The lMPC controller is formulated as a QP minimizing both joint velocities and slack variables over a prediction horizon. The system model is encoded via a semi-implicit Euler integration scheme and includes bounds for velocity and jerk, facilitating enforcement of theoretical deceleration limits without extended manual tuning. Task functions are translated into single constraint/slack pairs per QP, maximizing scalability and real-time solvability (achieving 100 Hz control rates with qpSWIFT).
Experimental Validation and Transferability
The frameworkโrealized as Giskardโwas deployed across eight diverse robot platforms, ranging from mobile manipulators (PR2, TIAGo, HSR) to dual-arm industrial robots and five-finger setups. The system demonstrated robust transferability, requiring only minimal parameter adjustments (prediction horizon and feedback rate), and achieving out-of-distribution generalization with no robot-specific tuning for MSC composition.
Figure 2: The eight real robots the proposed framework has been deployed on.
Strong empirical results are evident in both task and motion generalization. For example, the dual UR10 setup executed peg-in-hole insertion motions composed of sequential and parallel constraints (feature functions, tilt, insertion, alignment), maintaining smooth trajectories (as shown in the measured joint-space profiles) even under frequent task switching and sensor noise.

Figure 3: The dual UR10 setup executing an insertion motion and the corresponding MSC at the time of execution.

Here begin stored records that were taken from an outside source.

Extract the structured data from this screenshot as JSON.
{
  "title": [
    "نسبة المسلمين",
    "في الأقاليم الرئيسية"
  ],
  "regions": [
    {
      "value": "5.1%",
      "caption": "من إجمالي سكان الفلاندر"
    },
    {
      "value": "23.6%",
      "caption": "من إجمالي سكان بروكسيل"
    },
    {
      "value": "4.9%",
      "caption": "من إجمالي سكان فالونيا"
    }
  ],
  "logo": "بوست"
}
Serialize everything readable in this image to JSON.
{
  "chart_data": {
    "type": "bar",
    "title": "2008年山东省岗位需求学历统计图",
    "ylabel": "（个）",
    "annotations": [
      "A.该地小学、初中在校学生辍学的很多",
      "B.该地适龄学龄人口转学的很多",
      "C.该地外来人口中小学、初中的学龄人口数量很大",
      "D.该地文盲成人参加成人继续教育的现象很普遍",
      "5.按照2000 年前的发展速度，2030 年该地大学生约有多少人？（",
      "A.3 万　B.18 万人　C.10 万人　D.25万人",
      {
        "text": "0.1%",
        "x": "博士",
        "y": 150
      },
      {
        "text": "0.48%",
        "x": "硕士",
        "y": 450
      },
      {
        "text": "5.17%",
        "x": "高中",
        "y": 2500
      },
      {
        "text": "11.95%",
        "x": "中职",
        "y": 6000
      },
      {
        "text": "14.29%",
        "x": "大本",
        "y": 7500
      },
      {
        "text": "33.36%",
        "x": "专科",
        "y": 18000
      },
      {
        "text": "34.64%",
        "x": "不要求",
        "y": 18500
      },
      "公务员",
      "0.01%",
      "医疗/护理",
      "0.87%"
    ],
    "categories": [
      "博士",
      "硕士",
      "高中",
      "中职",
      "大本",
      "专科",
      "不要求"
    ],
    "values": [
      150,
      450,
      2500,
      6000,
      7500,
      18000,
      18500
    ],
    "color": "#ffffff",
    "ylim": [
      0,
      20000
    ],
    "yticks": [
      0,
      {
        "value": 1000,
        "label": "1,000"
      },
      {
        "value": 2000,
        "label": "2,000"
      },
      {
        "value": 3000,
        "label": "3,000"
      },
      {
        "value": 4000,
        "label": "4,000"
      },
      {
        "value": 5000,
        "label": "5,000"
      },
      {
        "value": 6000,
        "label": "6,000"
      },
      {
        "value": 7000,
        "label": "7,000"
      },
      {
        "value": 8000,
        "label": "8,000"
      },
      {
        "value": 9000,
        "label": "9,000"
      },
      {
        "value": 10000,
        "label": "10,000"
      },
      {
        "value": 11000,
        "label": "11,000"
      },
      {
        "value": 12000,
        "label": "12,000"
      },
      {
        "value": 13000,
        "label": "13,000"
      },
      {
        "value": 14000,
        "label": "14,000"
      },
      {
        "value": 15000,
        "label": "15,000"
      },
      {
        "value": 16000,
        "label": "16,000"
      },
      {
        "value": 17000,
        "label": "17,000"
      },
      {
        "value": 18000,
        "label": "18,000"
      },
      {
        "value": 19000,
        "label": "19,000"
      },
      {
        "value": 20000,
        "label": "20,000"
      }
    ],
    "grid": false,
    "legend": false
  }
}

The semantic annotation and monitoring process was further validated in manipulation scenarios like cutting, where semantic states (material separation, contact monitoring) were accurately tracked and leveraged by the high-level planner. Planners could reason about failures (e.g., knife not touching object), repeat actions, or adapt strategies in physical execution.
Discussion: Implications and Future Directions
The introduction of Motion Statecharts coupled with differentiable kinematic world models and jerk-bounded lMPC closes the Motion Execution Gap for semantic-to-kinematic translation. It enables scalable, real-time, constraint-adhering execution grounded in semantic representation, supporting dynamic plan adaptation and robust multi-platform transfer. Unlike generative AI-based approaches, which lack guarantees for constraint satisfaction and embodiment-agnostic transfer, this framework provides formal adherence and semantic traceability throughout execution.
The practical implications are substantial for cognitive robotics, industrial manipulation, and service robots operating in complex environments. The framework's robot-agnostic semantic motion composition and monitoring allow direct integration with knowledge-based planners and semantic world representations, paving the way for intelligent closed-loop perception-action architectures.
Theoretically, the work raises the potential for further integration with dynamic models, force control, and hybrid symbolic/neural planning algorithms. Future directions include augmenting the kinematic model with dynamics for compliant force-aware execution, integrating sampling-based planners and trajectory optimizers for global task-motion planning, and advancing real-time semantic feedback loops for adaptive, long-horizon manipulation.
Conclusion
This paper delineates an effective methodology for translating semantic motion constraints into smooth, transferable kinematic executions via Motion Statecharts, differentiable world models, and lMPC. Empirical deployment on eight robots confirms robust generalization and constraint adherence, with real-time semantic monitoring and adaptive feedback. The approach materially advances the state-of-the-art in symbolic-to-kinematic translation, providing a foundation for scalable, embodied cognition in AI-powered robotics.